— Какая была.
— Конечно, — говорю я, — но почему-то мне казалось, что она гораздо просторней.
— Ты так давно не был здесь, Эрнст! — говорит мать. Я молча киваю. — На кровать, пожалуйста, не смотри. Я еще не сменила белья.
Я ощупываю карман своей куртки. Адольф Бетке подарил мне на прощание пачку сигар. Мне хочется закурить. Все вокруг стало каким-то зыбким, как при головокружении. Я жадно вдыхаю табачный дым, и сразу становится легче.
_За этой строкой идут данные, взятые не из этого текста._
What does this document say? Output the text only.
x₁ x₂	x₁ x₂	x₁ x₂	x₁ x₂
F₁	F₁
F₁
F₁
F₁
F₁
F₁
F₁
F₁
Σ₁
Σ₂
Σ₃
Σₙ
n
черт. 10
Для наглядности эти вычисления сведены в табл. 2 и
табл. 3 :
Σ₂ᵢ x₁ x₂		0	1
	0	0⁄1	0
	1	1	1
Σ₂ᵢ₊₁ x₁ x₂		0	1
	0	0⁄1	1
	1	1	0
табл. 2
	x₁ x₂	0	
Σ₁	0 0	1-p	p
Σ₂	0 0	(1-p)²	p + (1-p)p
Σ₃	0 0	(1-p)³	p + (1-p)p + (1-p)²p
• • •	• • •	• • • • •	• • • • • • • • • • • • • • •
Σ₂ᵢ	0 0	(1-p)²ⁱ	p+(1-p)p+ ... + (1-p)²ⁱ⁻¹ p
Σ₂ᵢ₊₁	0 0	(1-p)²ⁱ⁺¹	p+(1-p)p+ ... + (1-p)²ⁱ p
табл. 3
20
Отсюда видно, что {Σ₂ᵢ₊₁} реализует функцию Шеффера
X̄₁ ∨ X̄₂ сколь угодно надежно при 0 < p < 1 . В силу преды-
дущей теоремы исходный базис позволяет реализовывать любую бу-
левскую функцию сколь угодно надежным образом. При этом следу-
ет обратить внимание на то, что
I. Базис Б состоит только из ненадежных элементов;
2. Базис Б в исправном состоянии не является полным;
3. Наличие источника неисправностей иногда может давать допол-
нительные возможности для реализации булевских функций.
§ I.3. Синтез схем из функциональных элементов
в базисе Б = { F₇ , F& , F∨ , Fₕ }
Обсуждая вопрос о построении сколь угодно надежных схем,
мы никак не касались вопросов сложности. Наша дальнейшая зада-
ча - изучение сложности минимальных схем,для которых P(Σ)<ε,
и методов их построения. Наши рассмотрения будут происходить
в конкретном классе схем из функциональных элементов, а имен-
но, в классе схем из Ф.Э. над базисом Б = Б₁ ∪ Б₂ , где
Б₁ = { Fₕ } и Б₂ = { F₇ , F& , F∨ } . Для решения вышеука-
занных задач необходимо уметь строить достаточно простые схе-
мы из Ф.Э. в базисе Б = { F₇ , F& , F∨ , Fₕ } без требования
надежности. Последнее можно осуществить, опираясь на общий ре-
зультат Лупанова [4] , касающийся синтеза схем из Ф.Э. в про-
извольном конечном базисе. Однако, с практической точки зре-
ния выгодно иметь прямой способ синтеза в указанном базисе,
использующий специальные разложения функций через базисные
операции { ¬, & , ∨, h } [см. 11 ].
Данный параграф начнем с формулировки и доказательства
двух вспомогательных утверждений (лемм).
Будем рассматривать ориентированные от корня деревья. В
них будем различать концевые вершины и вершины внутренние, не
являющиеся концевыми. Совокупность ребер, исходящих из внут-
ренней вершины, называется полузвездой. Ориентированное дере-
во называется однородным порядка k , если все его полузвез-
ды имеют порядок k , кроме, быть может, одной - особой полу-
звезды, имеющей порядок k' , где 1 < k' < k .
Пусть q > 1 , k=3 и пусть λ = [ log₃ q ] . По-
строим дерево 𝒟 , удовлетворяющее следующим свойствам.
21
— Как? Ты куришь сигары? — удивленно и чуть ли не с упреком говорит отец.
Я недоуменно вскидываю на него глаза:
— Разумеется; они входили на фронте в наш паек; мы получали по три-четыре штуки ежедневно. Хочешь?
Покачивая головой, он берет сигару:
— Раньше ты совсем не курил.
— Да, раньше... — говорю я, чуть посмеиваясь над тем, что он придает этому такое значение. Раньше я бы, конечно, не позволил себе смеяться над отцом. Но почтение к старшим испарилось в окопах. Там все были равны.
Украдкой поглядываю на часы. Я здесь каких-нибудь два часа, но мне кажется, что месяцы прошли с тех пор, как я расстался с Вилли и Людвигом. Охотнее всего я бы немедленно помчался к ним, я еще не в состоянии освоиться с мыслью, что останусь в семье навсегда, мне все еще чудится, что завтра ли, послезавтра ли, но мы снова будем маршировать, плечо к плечу, кляня все и вся, покорные судьбе, но сплоченные воедино.
Наконец я встаю и приношу из передней шинель.
— Ты разве не проведешь этот вечер с нами? — спрашивает мать.
— Мне нужно еще явиться в казарму, — говорю я. Ведь истинной причины ей все равно не понять.
Она выходит со мной на лестницу.
— Подожди, — говорит она, — здесь темно, я тебе посвечу...
От неожиданности я останавливаюсь. Посветить? Для того, чтобы сойти по этим нескольким ступенькам? О господи, по скольким топким воронкам, по скольким разрытым дорогам приходилось мне по ночам пробираться под ураганным огнем и в полной темноте! А теперь, оказывается, мне нужен свет, чтобы сойти по лестнице! Ах, мама, мама! Но я терпеливо жду, пока она принесет лампу. Мать светит мне, и мне кажется, будто она в темноте гладит меня по лицу.
— Будь осторожен, Эрнст, — напутствует она меня, — не случилось бы чего с тобой!
— Что же со мной может случиться, мама, здесь, на родине, когда наступил мир? — говорю я и улыбаюсь ей.
Она перегибается через перила. От абажура на ее маленькое, изрезанное морщинами лицо падает золотистый отблеск. За ней призрачно зыблются свет и тени. И вдруг что-то волной поднимается во мне, какое-то особенное умиление сжимает мне сердце, почти страдание, — словно нет в мире ничего, кроме этого лица, словно я опять дитя, которому нужно светить на лестнице, мальчуган, с которым на улице может что-нибудь случиться; и кажется мне, будто все — между вчера и сегодня — лишь сон и наваждение...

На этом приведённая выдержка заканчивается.